17de zondag door het jaar: psalm 138

Behalve vers 4+5 zijn uit psalm 138 alle verzen verwerkt in deze antwoordpsalm. In vers 4+5 wordt verondersteld dat “alle koningen van de aarde”de Heer zullen prijzen wanneer zij vernemen hoe Deze werkzaam is. Dan doen zij mee met het loflied waar het biddend individu  in deze psalm zich toe aanzet.

De wijze waarop de resterende verzen verdeeld zijn over 4 strofen van elke 4 regels is opmerkelijk. Vooral ook omdat in strofe 1 (1ab+2a) tussen 1a en 1b een regeltje is ingelast dat niet in de grondtekst voorkomt: “omdat Gij naar mijn bidden hebt geluisterd”. Met de vermelding van dit motief voor lofprijzing wordt vooruitgelopen op strofe 2 (2bc+3ab):

U prijs ik om uw goedheid en uw trouw,
Want uw belofte hebt Gij mateloos vervuld.
Wanneer ik tot u riep hebt Gij mij steeds verhoord,
Gij hebt mij altijd nieuwe moed gegeven.

Het algemene motief voor lofprijzing: de intrinsieke eigenschappen van de Heer (goedheid en trouw), wordt hier gecombineerd met een concrete ervaring van heil, namelijk voortdurende gebedsverhoring. De levensmoed die daarvan het gevolg is verkrijgt relief doordat in strofe 3 (6+7a) de sociale omstandigheden van de bidder worden opgeroepen door middel van een dubbel contrast: de geringe tegenover de trotse, de bedreigde tegenover wie hem vijandig is. God ziet neer op wie neerziet op een geringe, God weert de woede van de vijand van hem af.

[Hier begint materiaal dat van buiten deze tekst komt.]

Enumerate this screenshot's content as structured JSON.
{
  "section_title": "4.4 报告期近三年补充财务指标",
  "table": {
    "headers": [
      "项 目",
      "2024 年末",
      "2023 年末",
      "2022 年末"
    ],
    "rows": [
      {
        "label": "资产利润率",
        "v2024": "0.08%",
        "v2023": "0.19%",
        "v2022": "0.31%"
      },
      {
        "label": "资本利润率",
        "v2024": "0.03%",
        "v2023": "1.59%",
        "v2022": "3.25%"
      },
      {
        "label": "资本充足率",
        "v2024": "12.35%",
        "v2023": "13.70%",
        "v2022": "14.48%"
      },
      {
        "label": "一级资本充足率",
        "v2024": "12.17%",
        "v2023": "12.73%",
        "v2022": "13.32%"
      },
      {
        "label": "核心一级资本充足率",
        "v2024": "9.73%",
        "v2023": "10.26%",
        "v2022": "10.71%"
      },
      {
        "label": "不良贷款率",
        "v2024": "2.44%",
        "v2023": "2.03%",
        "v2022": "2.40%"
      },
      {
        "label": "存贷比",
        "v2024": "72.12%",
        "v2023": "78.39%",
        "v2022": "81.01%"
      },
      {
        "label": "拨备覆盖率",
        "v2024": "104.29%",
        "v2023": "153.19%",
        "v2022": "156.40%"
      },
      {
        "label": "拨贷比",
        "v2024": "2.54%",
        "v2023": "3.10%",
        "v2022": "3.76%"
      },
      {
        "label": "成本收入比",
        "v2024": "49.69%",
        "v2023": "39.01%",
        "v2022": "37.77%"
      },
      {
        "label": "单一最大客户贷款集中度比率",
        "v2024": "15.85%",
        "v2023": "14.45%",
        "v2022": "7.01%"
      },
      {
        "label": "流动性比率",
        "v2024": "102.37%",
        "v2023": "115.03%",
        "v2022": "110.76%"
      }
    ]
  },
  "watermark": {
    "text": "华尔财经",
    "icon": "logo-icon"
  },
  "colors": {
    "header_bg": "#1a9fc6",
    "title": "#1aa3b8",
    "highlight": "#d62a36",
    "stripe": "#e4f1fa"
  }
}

Niet alleen is tussen strofe 1 en 2 een bijbels vers in twee delen gesplitst (2a en 2b), maar ook tussen strofe 3 en 4 is dat het geval: 7a en 7b. Strofe 4 (7b+8) opent met een aantal woorden dat in dit loflied de veelvuldigheid en de duurzaamheid van ’s Heren hulp aanduidt, om ten slotte nog met een bede te besluiten:

Steeds is uw uitgestrekte hand mijn redding:
De Heer voltooit voor mij al wat ik onderneem.
Uw goedheid, Heer, blijft duren zonder einde;
Vergeet het maaksel van uw handen niet!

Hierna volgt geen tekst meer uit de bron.